I define two variables like in Working storage section.

01 WS-X PIC 9999.
01 WS-Y PIC 9999.

MOVE LOW-VALUES TO WS-X
MOVE HIGH-VALUES TO WS-Y

I am trying to move low and high values in the ws-x,WS-Y fields I am getting problem i.e. violating move during the compile time. Please let me kow the reason. If I define ws-x and WS-Y as X(4) and move low and high values. it is taking. My question why it is not possible in case of numeric move and why it is possible in alphanumeric case.

How internally this values are stored in the WS-X AND WS-Y as defined as Alpha numeric.

Please let me know the solution.

Thanks
Venkat


 
Because the pic 9999 fields are unpacked numeric. The upper four bits of each byte are constant. Low values (all hex zeros) or high values (all hex ff) would violate this rule.
You could however, accomplish what you want to do by coding:
01 ws-x.
02 ws-xnum pic 9(4).
01 ws-y.
02 ws-ynum pic 9(4).
move low-values to ws-x.
move high-values to ws-y.
This may or may not be legitimate depending on what you are attempting to do with these fields.
 
Hi Venkat,

As MR said moving hi or low values to a group item will solve your problem. As I recall, those moves are reserved for A/N items, so you're limited to 3 approaches:

The first was already discussed.

You can also redefine the fields to pic x or you can use a ref/mod move, e.g.:

move low-values to ws-x(1:)

There may be more imaginative approaches, but these should suffice.

Regards, Jack.
 
Perhaps you are confused as to what the meaning of HIGH-VALUES and LOW-VALUES is. These are expressly alphanumeric items consisting of strings of X'FF' or X'00' respectively. They do no conform to the picture of the target field as does ZEROES.
 
Remember that Low-Values (hex'00') is the LOWEST character value there is if you are comparing values. That is, NOTHING is-less-than LOW-VALUES.
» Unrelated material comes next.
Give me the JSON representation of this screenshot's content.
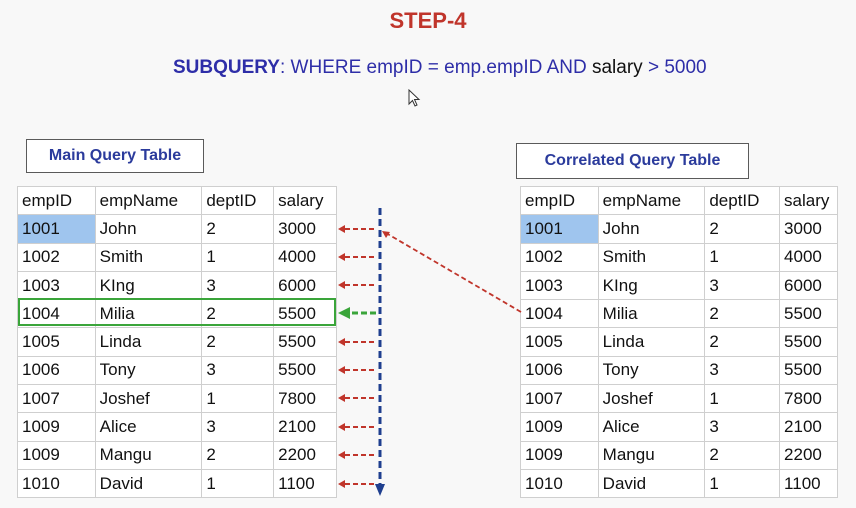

Remember that High-Values (hex'FF') is HIGHEST character value there is if you are comparing values. That is, NOTHING is-greater-than HIGH-VALUES.
 
In early implementations of Microfocus COBOL, HIGH-VALUES was X'7F', the highest value in ascii, which was a 7-bit coding system at the time. Of course this caused problems on 8-bit machines, of which allmost all were and still are.